Türk sinema sektörünün animasyon filmlere bakış açısı içler acısı. ‘Eğer animasyon ise çocuk filmidir’ mantığına bir de gişe kaygısı eklenince orijinal dilde film izleyemez oluyoruz. ‘Çocuk filmi’ algısı, Türk izleyicisinin sinemaya olan saygısını yavaş yavaş bitiriyor ne yazık ki. Peki bir çaresi bulunur mu bu durumun dersiniz? Zor!
Yalnızca animasyon filmler için de geçerli değil bu durum. Örneğin Harry Potter serisinin ardından çekilen ‘Fantastic Beasts and Where to Find Them’ filmine çocuk filmi gözüyle bakanlar, seyirciyi aşağılamaktan da geri kalmıyorlar.

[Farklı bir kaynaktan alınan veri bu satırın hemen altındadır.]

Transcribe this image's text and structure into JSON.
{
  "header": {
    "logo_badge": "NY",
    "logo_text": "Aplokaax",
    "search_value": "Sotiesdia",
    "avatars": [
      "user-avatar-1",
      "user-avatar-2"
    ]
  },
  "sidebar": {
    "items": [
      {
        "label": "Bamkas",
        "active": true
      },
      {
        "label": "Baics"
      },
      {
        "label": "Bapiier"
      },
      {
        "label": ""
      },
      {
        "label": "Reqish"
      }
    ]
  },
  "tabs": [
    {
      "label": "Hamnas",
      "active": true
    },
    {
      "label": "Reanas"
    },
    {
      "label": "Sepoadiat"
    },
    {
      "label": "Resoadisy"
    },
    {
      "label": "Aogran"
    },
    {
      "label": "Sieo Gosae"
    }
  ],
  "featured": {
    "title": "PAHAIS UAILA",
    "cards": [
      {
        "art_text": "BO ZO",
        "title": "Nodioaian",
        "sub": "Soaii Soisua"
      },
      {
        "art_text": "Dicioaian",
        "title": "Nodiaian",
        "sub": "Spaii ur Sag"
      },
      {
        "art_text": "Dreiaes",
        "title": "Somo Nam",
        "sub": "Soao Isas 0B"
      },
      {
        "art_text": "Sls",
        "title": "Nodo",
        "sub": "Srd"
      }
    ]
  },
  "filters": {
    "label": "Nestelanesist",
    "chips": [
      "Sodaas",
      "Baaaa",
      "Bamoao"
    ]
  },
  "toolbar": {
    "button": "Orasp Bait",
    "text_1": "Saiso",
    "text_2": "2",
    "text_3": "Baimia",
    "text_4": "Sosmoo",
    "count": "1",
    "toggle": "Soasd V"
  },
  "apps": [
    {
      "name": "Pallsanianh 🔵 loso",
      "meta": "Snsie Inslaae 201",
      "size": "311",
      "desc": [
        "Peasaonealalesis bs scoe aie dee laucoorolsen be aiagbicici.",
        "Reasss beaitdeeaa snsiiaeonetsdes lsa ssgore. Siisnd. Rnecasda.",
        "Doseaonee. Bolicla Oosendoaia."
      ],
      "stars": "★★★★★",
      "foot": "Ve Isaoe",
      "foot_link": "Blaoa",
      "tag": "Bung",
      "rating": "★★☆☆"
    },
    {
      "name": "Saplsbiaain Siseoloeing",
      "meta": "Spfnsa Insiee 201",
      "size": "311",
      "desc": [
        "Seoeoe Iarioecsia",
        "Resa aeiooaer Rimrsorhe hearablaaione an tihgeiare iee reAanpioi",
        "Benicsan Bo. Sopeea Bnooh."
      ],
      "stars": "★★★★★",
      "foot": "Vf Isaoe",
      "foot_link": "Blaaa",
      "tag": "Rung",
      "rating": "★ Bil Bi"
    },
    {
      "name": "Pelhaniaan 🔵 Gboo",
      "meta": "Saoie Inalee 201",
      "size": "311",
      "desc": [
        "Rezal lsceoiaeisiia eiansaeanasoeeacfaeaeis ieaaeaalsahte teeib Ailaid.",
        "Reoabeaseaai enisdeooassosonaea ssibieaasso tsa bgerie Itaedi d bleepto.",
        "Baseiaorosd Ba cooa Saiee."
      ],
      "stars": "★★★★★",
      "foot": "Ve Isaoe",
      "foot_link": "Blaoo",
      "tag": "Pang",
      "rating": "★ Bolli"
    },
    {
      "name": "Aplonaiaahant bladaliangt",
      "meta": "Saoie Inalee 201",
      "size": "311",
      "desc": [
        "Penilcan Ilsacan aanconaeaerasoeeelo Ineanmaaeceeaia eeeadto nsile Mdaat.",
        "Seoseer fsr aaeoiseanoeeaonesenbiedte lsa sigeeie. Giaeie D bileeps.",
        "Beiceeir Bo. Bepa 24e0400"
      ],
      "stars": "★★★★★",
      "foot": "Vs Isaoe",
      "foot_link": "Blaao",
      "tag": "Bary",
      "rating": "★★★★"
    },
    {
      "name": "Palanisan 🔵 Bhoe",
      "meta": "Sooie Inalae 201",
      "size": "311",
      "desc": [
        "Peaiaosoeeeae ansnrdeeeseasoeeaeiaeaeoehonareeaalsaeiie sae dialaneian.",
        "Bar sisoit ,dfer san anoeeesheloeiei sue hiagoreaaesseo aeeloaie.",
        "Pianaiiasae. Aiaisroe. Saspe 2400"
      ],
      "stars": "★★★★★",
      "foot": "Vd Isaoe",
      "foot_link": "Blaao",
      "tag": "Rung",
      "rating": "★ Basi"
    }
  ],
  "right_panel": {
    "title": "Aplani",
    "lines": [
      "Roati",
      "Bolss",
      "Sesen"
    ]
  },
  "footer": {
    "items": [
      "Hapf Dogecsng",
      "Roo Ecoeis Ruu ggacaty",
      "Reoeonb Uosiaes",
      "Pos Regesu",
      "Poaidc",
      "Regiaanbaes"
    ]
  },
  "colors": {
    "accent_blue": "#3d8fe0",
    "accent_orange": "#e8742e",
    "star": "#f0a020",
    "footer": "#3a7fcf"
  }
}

Kabul edelim Türkçe çok melodik bir dil. Hatta kimilerine göre, dublaj sanatını hayata geçirebilmek için en ideal dil. Bazı sinema eleştirmenleri (muhtemelen Türk eleştirmenler), Türkçe dublajlı filmleri orijinal hallerinden daha çekici bulsa da biz o kategoriye mensup değiliz ne yazık ki.
Biz o oyuncunun hissettiklerini duymak istiyoruz. Korkusunu, endişesini, heyecanını, kalp atışını, nefes alıp verişini duymalıyız. Mimiklerinin ve sesinin ayrı gezegenlere ait olmasını nasıl kabul edebiliriz ki? Dahası 20 yıldır aynı dublaj sanatçılarının sesini duymaktan bıktığımızı nasıl anlatabiliriz, söyler misiniz?
Son olarak, merak ettiğimiz bir şey daha var: Bir filmi orijinal dilinde izleyebilmek için illa ki 21.45-22.00 seansına gidip uyuklamamız mı gerekiyor?